Example 2: Preparation of Compound C-29

4 g of compound 1-4 (9.84 mmol), 3.65 g of 3-bromo-1,1 ': 2', 1 "-terphenyl (11.8 mmol), 448 g of Pd ₂ (dba ) ₃ (0.492 mmol), 448 g of S-Phos (0.984 mmol) and 2.84 g of NaOtBu (29.52 mol) were dissolved in 50 ml of o-xylene, after which the mixture was stirred at 170 ° C. for 4 hours After the reaction, the organic layer was washed with ethyl acetate and the remaining moisture was removed by using magnesium sulfate, and the residue was dried and separated by column chromatography to give 1.5 g of Compound C-29 (yield: 24%).

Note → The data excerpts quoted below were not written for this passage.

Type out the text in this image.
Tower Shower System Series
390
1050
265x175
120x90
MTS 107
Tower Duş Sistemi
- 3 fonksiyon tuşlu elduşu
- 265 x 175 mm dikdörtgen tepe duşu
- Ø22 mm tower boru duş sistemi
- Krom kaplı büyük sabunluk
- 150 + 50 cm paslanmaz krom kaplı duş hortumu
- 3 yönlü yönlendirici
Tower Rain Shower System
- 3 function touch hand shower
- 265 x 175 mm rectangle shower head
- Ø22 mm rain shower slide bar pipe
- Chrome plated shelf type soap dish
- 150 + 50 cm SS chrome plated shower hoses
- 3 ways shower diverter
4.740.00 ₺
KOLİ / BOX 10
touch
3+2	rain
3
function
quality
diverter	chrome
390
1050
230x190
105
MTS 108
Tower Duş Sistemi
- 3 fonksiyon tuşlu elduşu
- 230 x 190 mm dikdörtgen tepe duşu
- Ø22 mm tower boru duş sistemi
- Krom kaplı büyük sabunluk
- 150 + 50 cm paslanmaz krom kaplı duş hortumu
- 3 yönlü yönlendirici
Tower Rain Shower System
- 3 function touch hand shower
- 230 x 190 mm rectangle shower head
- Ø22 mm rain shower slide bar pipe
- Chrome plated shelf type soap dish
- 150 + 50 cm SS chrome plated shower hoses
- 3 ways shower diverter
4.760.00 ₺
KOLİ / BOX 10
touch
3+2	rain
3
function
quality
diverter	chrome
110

MG Fp. C-29 643.78 282 ° C

Example 3: Preparation of Compound C-196

1) Synthesis of Compound 3-1

60 g of compound A (283 mmol), 100 g of compound B (424 mmol), 16.3 g of tetrakis (triphenylphosphine) palladium (14.1 mmol), 276 g of cesium carbonate (849 mmol), 1400 ml of toluene, 350 g were placed in a reaction vessel ml of ethanol and 350 ml of distilled water were added, after which the mixture was stirred at 130 ° C. for 12 hours. After the completion of the reaction, the reaction mixture was cooled to room temperature and an organic layer was extracted with ethyl acetate. The extracted organic layer was dried with magnesium sulfate and the solvent was removed on a rotary evaporator. The residue was separated by column chromatography, which gave 38 g of Compound 3-1 (yield: 41%).

2) Synthesis of Compound 3-2

38 g of compound 3-1 (117 mmol), 35 g of phenylboronic acid (234 mmol), 5.3 g of tris (dibenzylidene acetone) dipalladium (5.86 mmol), 4.8 g of S-Phos (11.7 mmol), 62 g of tripotassium phosphate (293 mmol), and 600 ml of toluene were added, after which the mixture was stirred under reflux for 2 hours. After the completion of the reaction, the reaction mixture was washed with distilled water and the organic layer was extracted with ethyl acetate. The extracted organic layer was dried with magnesium sulfate and the solvent was removed on a rotary evaporator. The residue was separated by column chromatography, which gave 31 g of Compound 3-2 (yield: 67%).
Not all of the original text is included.